Investor Spotlight: Peter Lynch

The man who lynched the market

Shameless 🔌

Today we're taking a closer look at the famed Magellan Fund, a mutual fund with a storied 🧚🏻history in the world of investing. The Magellan Fund was established in 1963 and was managed by legendary investor Peter Lynch from 1977 to 1990.

Peter Lynch’s Investment Philosophy

Peter Lynch is known for his approachable and understandable investment philosophy. He believes that investors should focus their investments on stocks that they can understand and have faith in. He believes that investors should do their 🔬research and trust their judgment, rather than relying on 🏛️Wall Street’s advice.

Lynch also believes that investors should not be too quick to buy or sell💀, but should instead try to buy stocks when they are undervalued and hold onto them for the long term. He also advises investors to be diversified and to invest in stocks from different sectors.

The Fidelity Magellan Fund

The Fidelity Magellan Fund(FMAGX) is a mutual fund that is managed by Fidelity Investments.

The fund is actively managed, meaning it does not track a particular index. Instead, the fund selects stocks from different sectors and industries to create a diversified portfolio. The fund has a long-term investment strategy, intending to maximize returns💰 over the long term.

During Lynch's tenure, the fund delivered an average annual return of 29%, beating the S&P 500 Index by an impressive 13 percentage points. Lynch achieved this by investing in growth🪴 companies that he believed had the potential for long-term growth.

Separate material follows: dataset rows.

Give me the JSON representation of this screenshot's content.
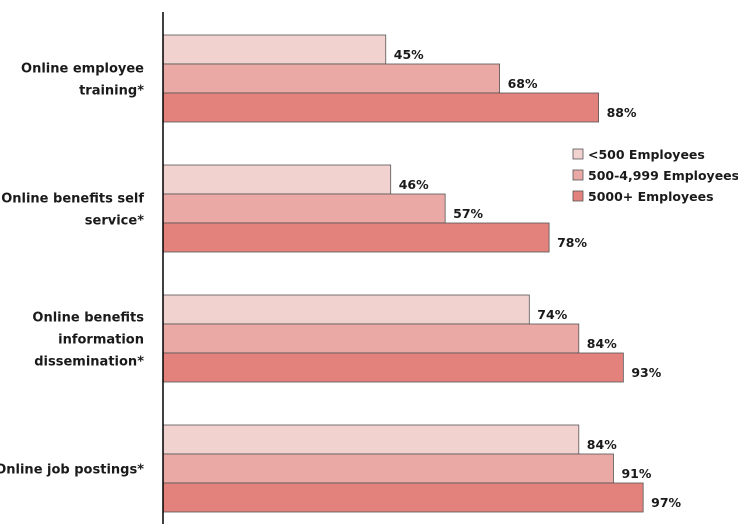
{
  "chart_data": {
    "type": "bar",
    "orientation": "horizontal",
    "categories": [
      [
        "Online employee",
        "training*"
      ],
      [
        "Online benefits self",
        "service*"
      ],
      [
        "Online benefits",
        "information",
        "dissemination*"
      ],
      [
        "Online job postings*"
      ]
    ],
    "series": [
      {
        "name": "<500 Employees",
        "color": "#f2d2cf",
        "values": [
          45,
          46,
          74,
          84
        ]
      },
      {
        "name": "500-4,999 Employees",
        "color": "#eaa9a5",
        "values": [
          68,
          57,
          84,
          91
        ]
      },
      {
        "name": "5000+ Employees",
        "color": "#e3827c",
        "values": [
          88,
          78,
          93,
          97
        ]
      }
    ],
    "value_suffix": "%",
    "xlim": [
      0,
      100
    ],
    "grid": false,
    "legend_position": "right"
  }
}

The real key to making money in stocks is not to get scared out of them. - Peter Lynch

Post-lynch Era

After Lynch retired💥, the Magellan Fund went through a period of underperformance and management turnover. However, in recent years the fund has regained its footing under the leadership of manager Jeff Feingold. As of February 2023, the fund has over $20 billion in assets under management and has outperformed the S&P 500 Index over the past year.

The Magellan Fund invests primarily in large-cap growth stocks in the United States. The fund's expense ratio is 0.64%, which is relatively low compared to similar actively managed funds.

One potential downside of the Magellan Fund is its relatively high minimum investment requirement of $2,500. However, for investors who meet this ⚡threshold, the fund can be an excellent way to gain exposure to a diversified portfolio of growth stocks.

It's worth noting that, like all mutual funds, the Magellan Fund carries some level of risk. Its performance is subject to market fluctuations, and there is no guarantee of future returns. Investors should carefully consider their own investment goals and risk tolerance before making any investment decisions.